The comments suggests the Fed will stick to a wait-and-see approach as the central bank warns of a transitory rise in inflation, and it remains to be seen if the FOMC will adjust the forward guidance at its next interest rate decision on June 16 as Fed officials are slated to update the Summary of Economic Projections (SEP).
Until then, USD/JPY may continue to track the swings in longer-dated US yields even though the FOMC stays on track to “increase our holdings of Treasury securities by at least $80 billion per month and of agency mortgage-backed securities by at least $40 billion per month,” but the recent appreciation in the exchange rate may continue to coincide with the renewed in retail sentiment as the crowding behavior from 2020 resurfaces.
The IG Client Sentiment report shows 55.17% of traders are currently net-long USD/JPY, with the ratio of traders long to short standing at 1.23 to 1.

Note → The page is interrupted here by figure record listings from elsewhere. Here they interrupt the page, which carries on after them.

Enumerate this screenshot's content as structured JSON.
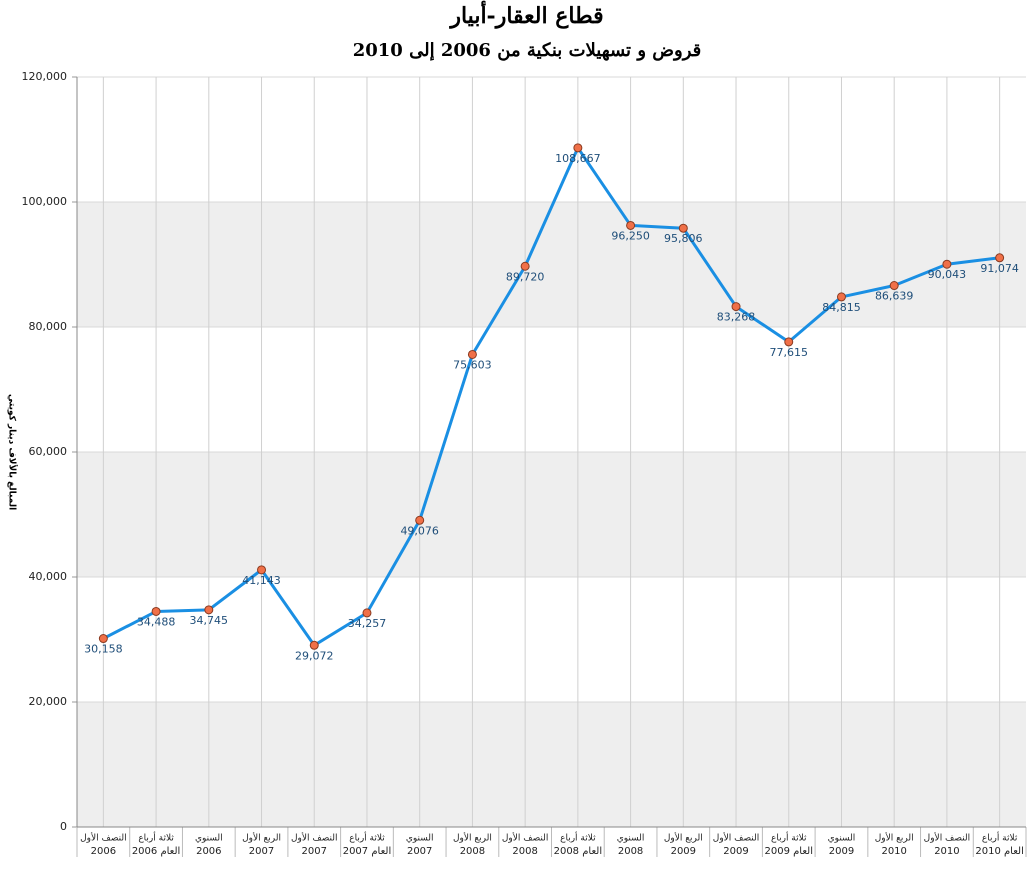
{
  "chart_data": {
    "type": "line",
    "title": "قطاع العقار-أبيار",
    "subtitle": "قروض و تسهيلات بنكية من 2006 إلى 2010",
    "y_label": "المبالغ بالألاف دينار كويتي",
    "categories": [
      [
        "النصف الأول",
        "2006"
      ],
      [
        "ثلاثة أرباع",
        "العام 2006"
      ],
      [
        "السنوي",
        "2006"
      ],
      [
        "الربع الأول",
        "2007"
      ],
      [
        "النصف الأول",
        "2007"
      ],
      [
        "ثلاثة أرباع",
        "العام 2007"
      ],
      [
        "السنوي",
        "2007"
      ],
      [
        "الربع الأول",
        "2008"
      ],
      [
        "النصف الأول",
        "2008"
      ],
      [
        "ثلاثة أرباع",
        "العام 2008"
      ],
      [
        "السنوي",
        "2008"
      ],
      [
        "الربع الأول",
        "2009"
      ],
      [
        "النصف الأول",
        "2009"
      ],
      [
        "ثلاثة أرباع",
        "العام 2009"
      ],
      [
        "السنوي",
        "2009"
      ],
      [
        "الربع الأول",
        "2010"
      ],
      [
        "النصف الأول",
        "2010"
      ],
      [
        "ثلاثة أرباع",
        "العام 2010"
      ]
    ],
    "series": [
      {
        "color": "#1a8fe3",
        "marker_color": "#f07048",
        "values": [
          30158,
          34488,
          34745,
          41143,
          29072,
          34257,
          49076,
          75603,
          89720,
          108667,
          96250,
          95806,
          83268,
          77615,
          84815,
          86639,
          90043,
          91074
        ],
        "value_labels": [
          "30,158",
          "34,488",
          "34,745",
          "41,143",
          "29,072",
          "34,257",
          "49,076",
          "75,603",
          "89,720",
          "108,667",
          "96,250",
          "95,806",
          "83,268",
          "77,615",
          "84,815",
          "86,639",
          "90,043",
          "91,074"
        ]
      }
    ],
    "ylim": [
      0,
      120000
    ],
    "yticks": [
      0,
      {
        "value": 20000,
        "label": "20,000"
      },
      {
        "value": 40000,
        "label": "40,000"
      },
      {
        "value": 60000,
        "label": "60,000"
      },
      {
        "value": 80000,
        "label": "80,000"
      },
      {
        "value": 100000,
        "label": "100,000"
      },
      {
        "value": 120000,
        "label": "120,000"
      }
    ],
    "band_color": "#eeeeee",
    "grid": true
  }
}
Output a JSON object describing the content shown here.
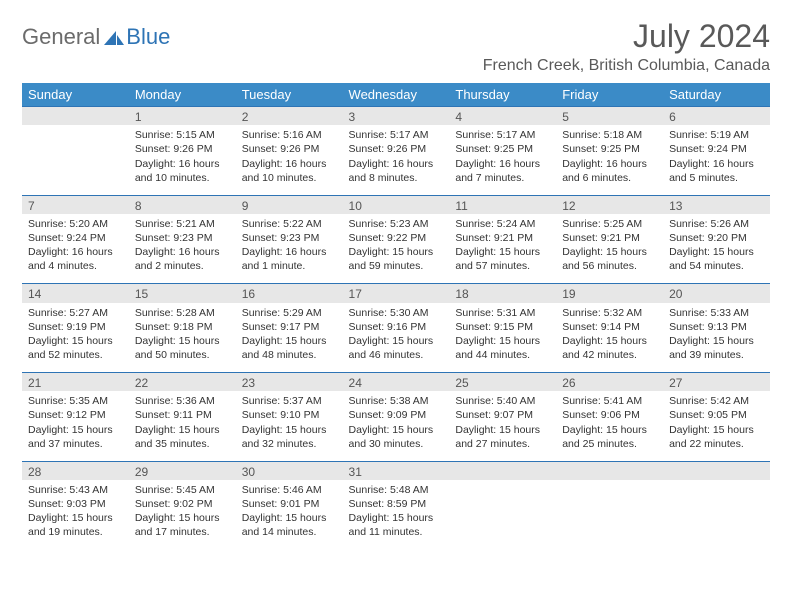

The number of traders net-long is 13.47% higher than yesterday and 12.65% lower from last week, while the number of traders net-short is 5.52% higher than yesterday and 3.47% higher from last week. The decline in net-long position has eased the tilt in retail sentiment as 59.73% of traders were net-long USD/JPY last week, while the rise in net-short interest comes as the exchange rate struggles to extend the series of higher highs and lows following the Fed rate decision.
With that said, the decline from the March high (110.97) may turn out to be a correction rather than a change in trend as the crowding behavior from 2020 resurfaces, and the recent recovery in the exchange rate removes the threat of a head-and-shoulders formation as it breaks above the left shoulder.
USD/JPY Rate Daily Chart
Source: Trading View
- USD/JPY approached pre-pandemic levels as a ‘golden cross’ materialized in March, with a bull flag formation unfolding during the same period as the exchange rate traded to a fresh yearly high (110.97).
- The Relative Strength Index (RSI) showed a similar dynamic as the indicator climbed above 70 for the first time since February 2020, but the pullback from overbought territory has negated the upward trend from this year, with USD/JPY dipping below the 50-Day SMA (108.71) for the first time since January.
- Nevertheless, USD/JPY appears to have reversed course ahead of the March low (106.37) as it trades back above the 50-Day SMA (108.71), but need a break/close above the Fibonacci overlap around 109.40 (50% retracement) to 110.00 (78.6% expansion) to open up the March high (110.97).
- A break above the March high (110.97) opens up the overlap around 111.10 (61.8% expansion) to 111.60 (38.2% retracement), with the next area of interest coming in around 112.40 (61.8% retracement) to 112.50 (38.2% retracement).